Lo scorso 12 marzo, il World Wide Web ha festeggiato il ventottesimo anniversario; per l’occasione il suo inventore, Tim Berners-Lee, ha pubblicato una lettera aperta in cui sottolinea i risultati raggiunti, ma soprattutto individua alcune tendenze che si sono affermate negli ultimi dodici mesi e che teme possano rappresentare un grave pericolo per l’ulteriore sviluppo di questo formidabile mezzo di comunicazione.

Il primo problema è la perdita di controllo sui dati personali: il modello di business prevalente sul Web prevede uno scambio tra contenuti o servizi e dati personali. Ma gli utenti non possono scegliere quali dati condividere, e con chi: una volta che l’informazione viene resa disponibile una prima volta, il dato è fuori dal controllo dell’utente; può essere comprato, venduto e scambiato senza alcun limite.

Questo è un problema serio nei Paesi democratici, ma ancora più preoccupante è l’uso delle informazioni da parte dei regimi totalitari, che possono sfruttarle per contrastare la dissidenza e reprimere la libertà  di pensiero.

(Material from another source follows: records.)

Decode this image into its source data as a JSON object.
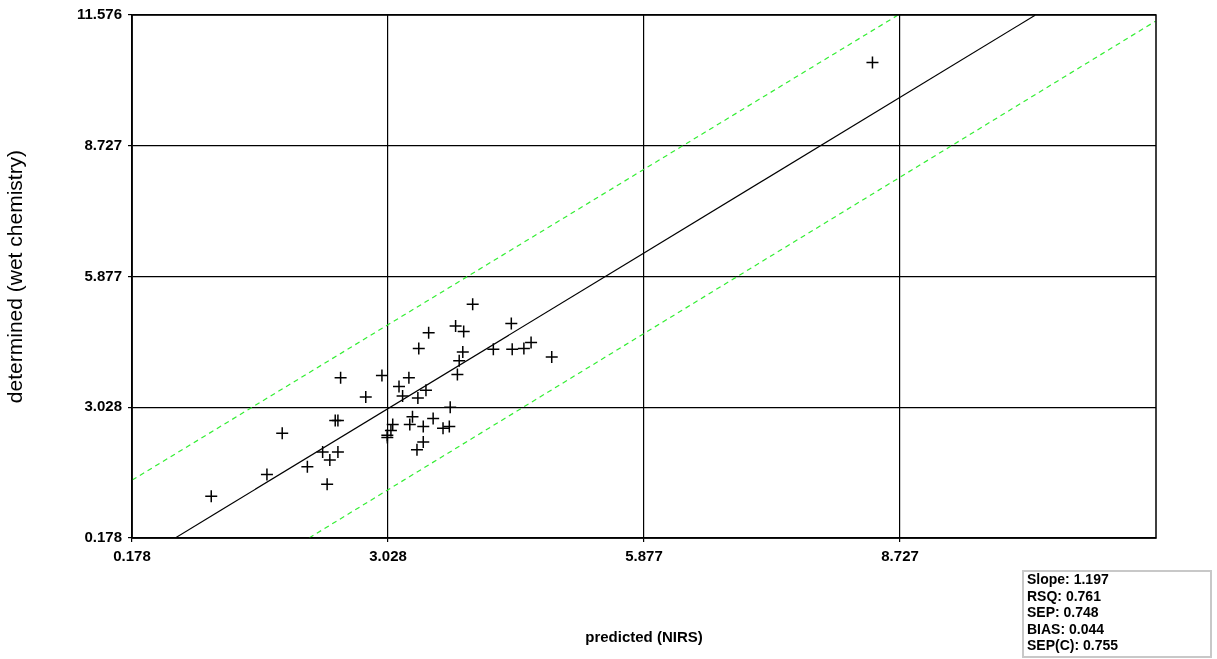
{
  "chart_data": {
    "type": "scatter",
    "xlabel": "predicted (NIRS)",
    "ylabel": "determined (wet chemistry)",
    "xlim": [
      0.178,
      11.576
    ],
    "ylim": [
      0.178,
      11.576
    ],
    "xticks": [
      0.178,
      3.028,
      5.877,
      8.727
    ],
    "yticks": [
      0.178,
      3.028,
      5.877,
      8.727,
      11.576
    ],
    "grid": true,
    "legend": false,
    "marker": "cross",
    "series": [
      {
        "color": "#000000",
        "x": [
          1.06,
          1.68,
          1.85,
          2.13,
          2.3,
          2.35,
          2.38,
          2.47,
          2.44,
          2.47,
          2.5,
          2.78,
          2.96,
          3.02,
          3.02,
          3.06,
          3.08,
          3.15,
          3.19,
          3.26,
          3.27,
          3.3,
          3.35,
          3.36,
          3.37,
          3.42,
          3.42,
          3.45,
          3.48,
          3.53,
          3.64,
          3.71,
          3.72,
          3.78,
          3.8,
          3.82,
          3.86,
          3.87,
          3.97,
          4.2,
          4.4,
          4.41,
          4.54,
          4.62,
          4.85,
          8.42
        ],
        "values": [
          1.09,
          1.56,
          2.46,
          1.73,
          2.05,
          1.35,
          1.88,
          2.05,
          2.74,
          2.74,
          3.67,
          3.25,
          3.72,
          2.42,
          2.37,
          2.52,
          2.65,
          3.48,
          3.27,
          3.67,
          2.65,
          2.82,
          2.1,
          3.23,
          4.31,
          2.61,
          2.27,
          3.4,
          4.65,
          2.78,
          2.57,
          2.61,
          3.03,
          4.8,
          3.74,
          4.04,
          4.23,
          4.68,
          5.27,
          4.29,
          4.85,
          4.29,
          4.31,
          4.44,
          4.12,
          10.54
        ]
      },
      {
        "type": "line",
        "color": "#000000",
        "line_style": "solid",
        "marker": "none",
        "x": [
          0.66,
          10.23
        ],
        "values": [
          0.18,
          11.57
        ]
      },
      {
        "type": "line",
        "color": "#33ee33",
        "line_style": "dashed",
        "marker": "none",
        "x": [
          0.18,
          8.7
        ],
        "values": [
          1.44,
          11.57
        ]
      },
      {
        "type": "line",
        "color": "#33ee33",
        "line_style": "dashed",
        "marker": "none",
        "x": [
          2.15,
          11.57
        ],
        "values": [
          0.18,
          11.44
        ]
      }
    ],
    "annotations": [
      "Slope: 1.197",
      "RSQ: 0.761",
      "SEP: 0.748",
      "BIAS: 0.044",
      "SEP(C): 0.755"
    ]
  }
}
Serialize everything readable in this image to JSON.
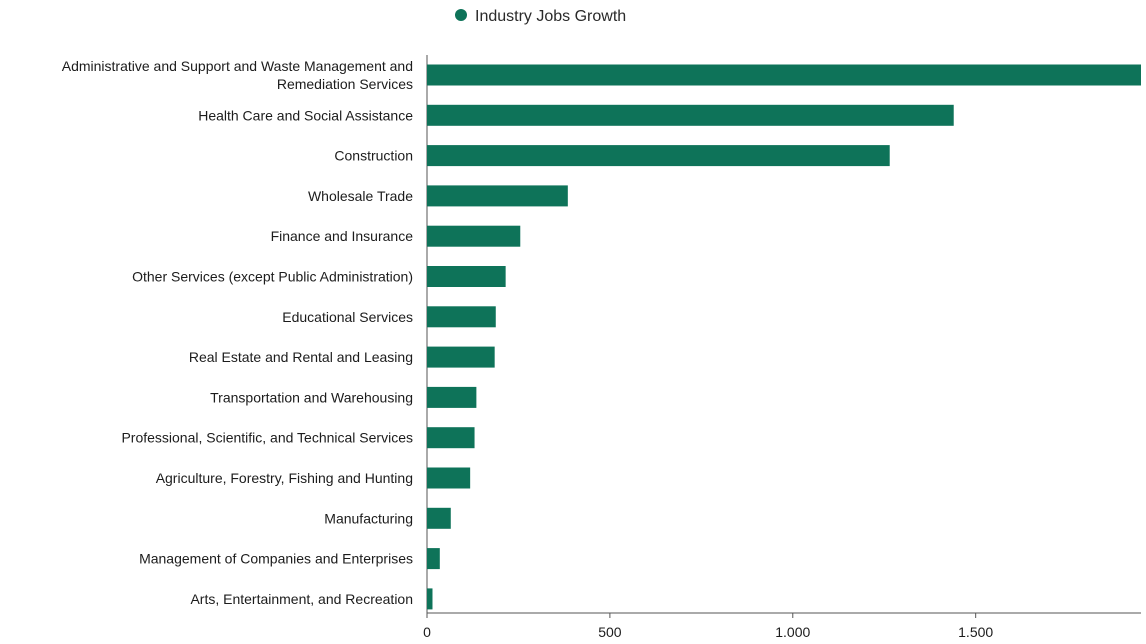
{
  "chart_data": {
    "type": "bar",
    "orientation": "horizontal",
    "legend_position": "top-center",
    "grid": false,
    "categories": [
      "Administrative and Support and Waste Management and Remediation Services",
      "Health Care and Social Assistance",
      "Construction",
      "Wholesale Trade",
      "Finance and Insurance",
      "Other Services (except Public Administration)",
      "Educational Services",
      "Real Estate and Rental and Leasing",
      "Transportation and Warehousing",
      "Professional, Scientific, and Technical Services",
      "Agriculture, Forestry, Fishing and Hunting",
      "Manufacturing",
      "Management of Companies and Enterprises",
      "Arts, Entertainment, and Recreation"
    ],
    "series": [
      {
        "name": "Industry Jobs Growth",
        "color": "#0e7359",
        "values": [
          1952,
          1440,
          1265,
          385,
          255,
          215,
          188,
          185,
          135,
          130,
          118,
          65,
          35,
          15
        ]
      }
    ],
    "xlim": [
      0,
      1952
    ],
    "x_ticks": [
      0,
      500,
      1000,
      1500
    ],
    "x_tick_labels": [
      "0",
      "500",
      "1.000",
      "1.500"
    ],
    "xlabel": "",
    "ylabel": ""
  }
}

Inoltre, la creazione di banche dati sempre più ricche e precise sugli utenti può avere un effetto dissuasivo sulla libertà  di parola, inibendo la discussione libera su temi importanti e sensibili, come la salute, la sessualità  o la religione.

L’altro grande filone di criticità  riguarda la disinformazione, ossia la distribuzione di notizie false e distorte allo scopo di ottenere profitti, economici o di altro genere. Di fianco alle classiche fake news, pensate per essere scioccanti o sorprendenti al fine di attrarre l’attenzione degli utenti, Berners-Lee sottolinea rischi più sottili, come l’uso di bot e altre tecniche algoritmiche per favorire la diffusione mirata di notizie artefatte allo scopo di ottenere vantaggi illeciti in ambito finanziario oppure politico. A questi problemi si lega il terzo punto critico: tecniche pubblicitarie avanzate in ambito politico rischiano di influenzare in modo eccessivo i risultati delle campagne elettorali.

Durante le ultime elezioni americane, per esempio, i dati personali degli utenti sono stati sfruttati per mostrare ogni giorno oltre 50.000 varianti dello stesso messaggio elettorale, spesso in contrasto tra loro. Con grande onestà , Berners-Lee ammette che i problemi individuati sono complessi e difficili da risolvere, ma offre anche alcune proposte pratiche; per esempio, caldeggia la transizione verso modelli di business che non prevedano la cessione dei dati personali, come per esempio i micropagamenti, e prende una posizione molto netta contro le proposte di legge che limitano il diritto alla privacy degli utenti.